John Carr, a disillusioned neoliberal American kiwiphile, has published in the Herald two full-page open letters on the state of the New Zealand economy. The second was on Monday, 16 October (see www.ilovenz.co.nz/letter2.htm). One interesting statement of Carr's was: 'Think of the Government as a one third shareholder in every business in New Zealand. Ask each day what new thing your Government has done to create value in the enterprise to justify your free carry'.

He's saying that the government's 33% company tax take can be better thought of as a dividend. He's also saying that the public side of our society - indeed any society - freeloads on the domain of private enterprise capitalism. And he's saying that the government could choose to behave like an entrepreneur instead of as a parasite.

The idea that the government is a partner of capitalist enterprises is a very useful one. It goes back to the French 'economistes' of the 3rd quarter of the 18th century (also known as 'physiocrats') who coined the term 'laissez faire'.

But we need to be careful with our language. The government is an agent of the sovereign people; of the 'Crown'. It is the people and not the government who are one-third (or whatever) shareholders. Each person has an equal ownership stake in the Crown.

Shareholders, public and private, are better thought of as landlords than as entrepreneurs. They supply capital and land rather than labour. Managers, entrepreneurs, governments and many others supply labour.

The Crown contributes by supplying resources that are in the 'public domain'; resources not in private ownership that contribute to the creation of value. It also contributes through the entrepreneurship of its agent, the government. John Carr is right to suggest that the government should add value to all businesses on behalf of the people it serves; ie on behalf of the public interest, of the property interest of each member of the public.

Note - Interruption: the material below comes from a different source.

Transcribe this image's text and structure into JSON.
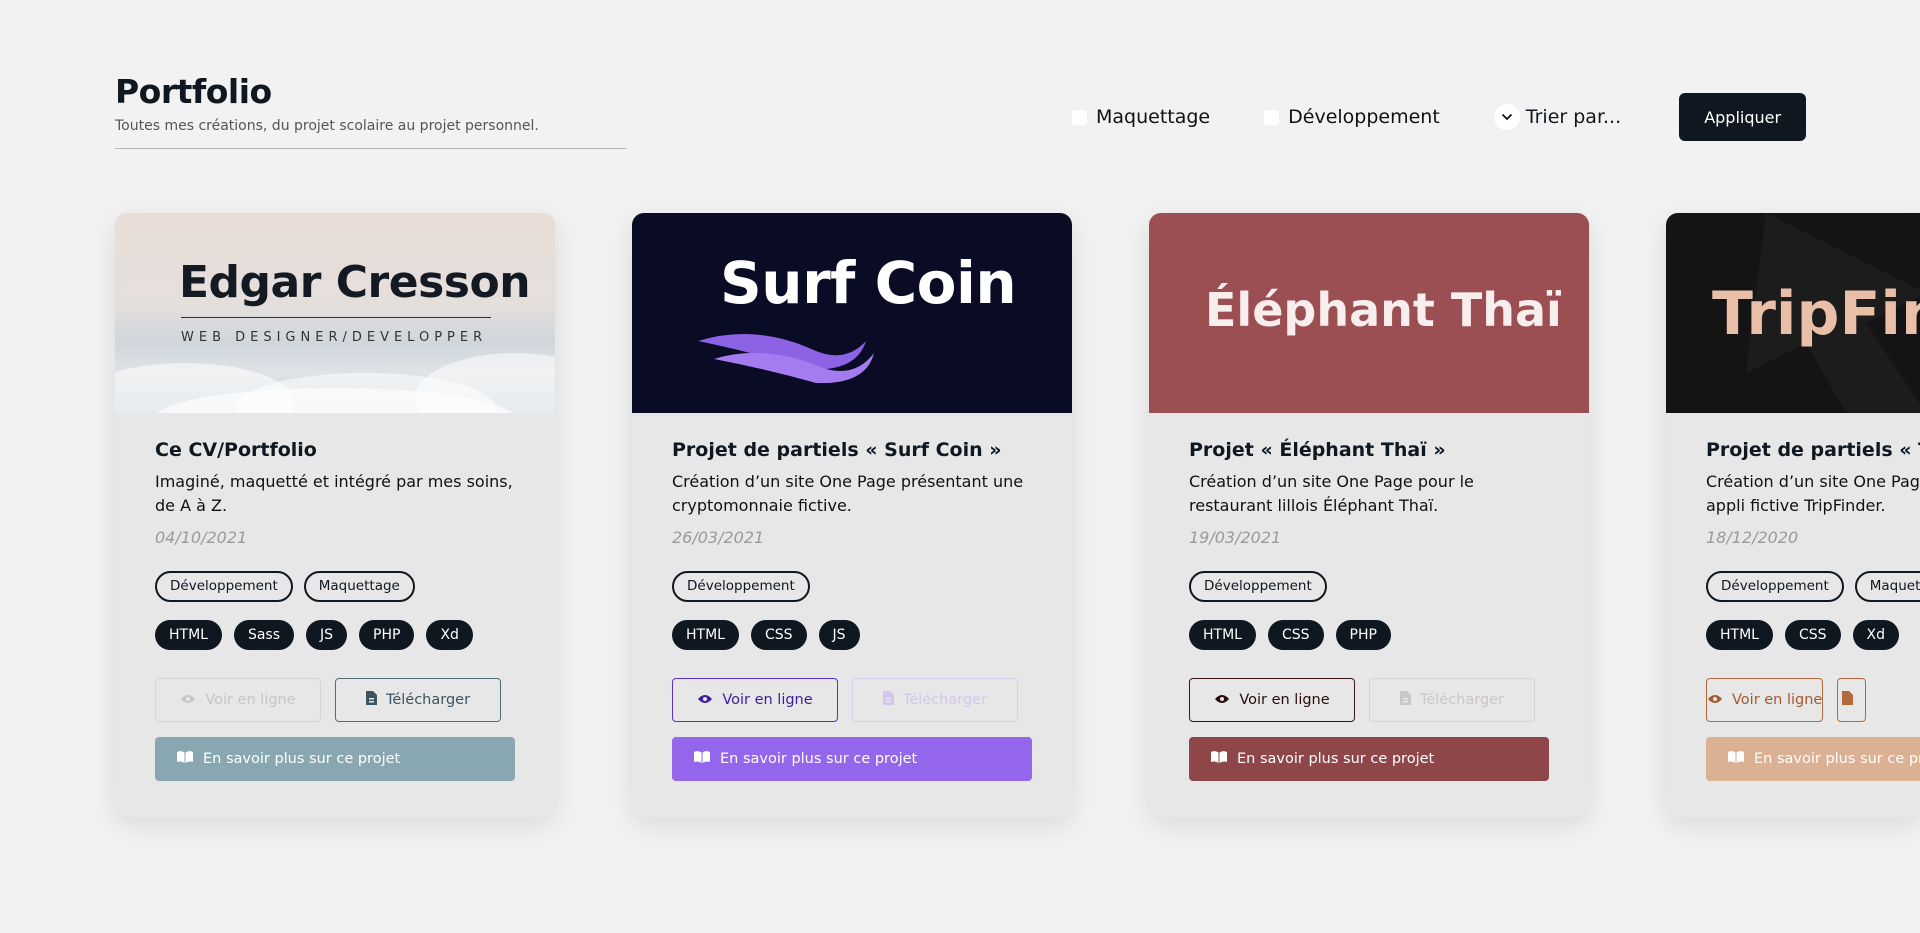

Once upon a time, all resources were in the public domain. Our history is one of private appropriation of public property. It is not a history of the public encroachment on property that, as Mr Carr sees it, is innately private. Despite past private appropriation ('theft' is what Karl Marx's rival Proudhon called it) of property, the expansion of public domain resources has arguably outstripped the growth of private property.

Historical analysis of long-run economic growth suggests that the contribution of public domain resources to world economic growth has been and will be far more than 33%. The internet is a public domain resource. So is the knowledge that is held in the world's libraries. So is social capital, culture, liberal education, public health and law. Also infrastructure, institutions and the environment. And government.

If we think of personal income tax as an extension of company tax, then business pays about 33% of value-added to the Crown. That's a bargain, considering that public domain resources constitute the principal source of value. (The physiocrats, taking a more extreme perspective, said that 'land' was the only source of net value). But even if that 33% wasn't a bargain - ie if the Crown really was a parasitic landlord - then businesses would continue to maximise returns to private shareholders. The market system - the drive for higher profits - does not depend on profits being high.

The people of a nation, through their equal share of their nation's sovereignty (embodied by the Crown), are equal proprietors of around one-third of gross domestic product (GDP). If a substantial proportion of that revenue were to be paid out in the way that private profits are distributed, then our distribution of income would be more equal than it is.

The problem is that, as individual members of 'the Crown', we see very little if any revenue that we can identify as dividends paid to us through the Crown. Because the Government spends all of the Crown's revenue on our behalf, we fail to identify Crown dividends as a part of our incomes that should be protected and expanded. We enforce public property rights weakly, to our detriment.

If the Crown, whether considered as a landlord or as a business partner, both collected more rent/profit and distributed its revenue equitably, then we could have a prosperous egalitarian society; a system of social capitalism. As 'total factor productivity' increases - largely a result of the contribution of public domain resources - each member of the public should be depending less on his/her wages and salaries, and receiving proportionately more as proceeds of the Crown's interest in each and every productive enterprise.

By turning John Carr's proposition on its head, the responsible Left could adopt a view of the future that utilises capitalism to achieve increased equity, productivity and leisure. The bigger the stake the Crown holds, the more property income most people can lay claim to. A bigger Crown need not mean bigger government.

An objective analysis of past and present economic development suggests that returns to public property should be high and rising. Instead, right-wing ideologies continue to advocate the minimisation and privatisation of public revenue streams. One way they do this is by using words like 'government' and 'the state' in preference to terms like 'sovereignty' and 'public property rights'. The result is that our public agencies are seen as "them" rather than "us".

This century we need to learn to use our collective power as landlord, much as the collective use of labour power raised living standards in the 20th century.